Damit bestätigten sich die Befürchtungen, dass der TSV Ottobeuren eine Woche nach seinem 27:47-Debakel beim Tabellenführer TV Erlangen-Bruck eine Trotzreaktion zeigen würde. Allerdings bekam Haspo den enorm verbesserten Gegner auch gerade defensiv einfach nicht in den Griff.

Dabei waren die Bayreuther durchaus vielversprechend gestartet. Mit konzentriertem Spiel legten sie eine 5:2-Führung vor (7.) und stabilisierten sie bis zum 7:4 (10.). Bis dahin wurden die über die vollen 60 Minuten immer wieder hervorragend vorbereiteten Würfe auch konsequent verwertet, was den am Ende guten Ottobeurer Torwart Thoran Mayer zunächst nicht ins Spiel kommen ließ.

Ottobeuren übernimmt die Führung

Während sich der Schlussmann der Gastgeber fortan deutlich steigerte, bekamen die Haspo-Torhüter vor allem in der ersten Halbzeit kaum einen Ball zu fassen. Außerdem hatte auch die in abwechselnden Varianten agierende Haspo-Abwehr nicht ihren besten Tag und kam nur zu sechs Ballgewinnen.
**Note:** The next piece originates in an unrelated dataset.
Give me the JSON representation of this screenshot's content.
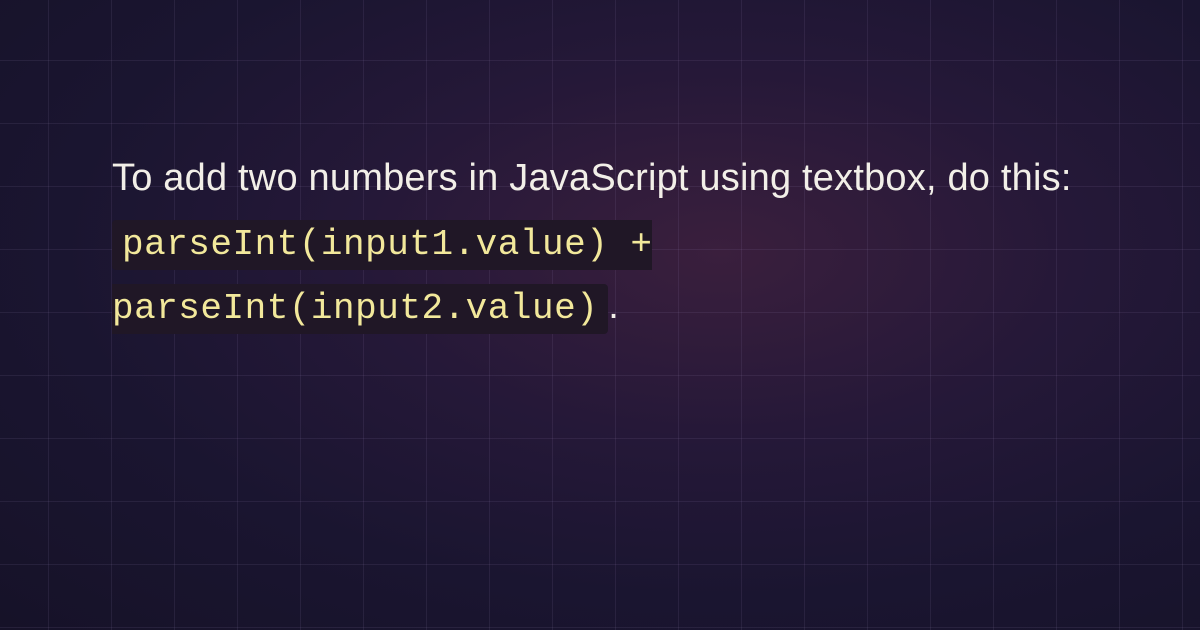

So glich Ottobeuren, angeführt vom sehr wendigen Patrick Kofler im linken Rückraum (9 Tore), beim 8:8 (16.) erstmals aus und übernahm beim 11:10 (21.) die Führung. Diese sollten die Hausherren dann tatsächlich bis zum Schlusspfiff nicht mehr aus der Hand geben.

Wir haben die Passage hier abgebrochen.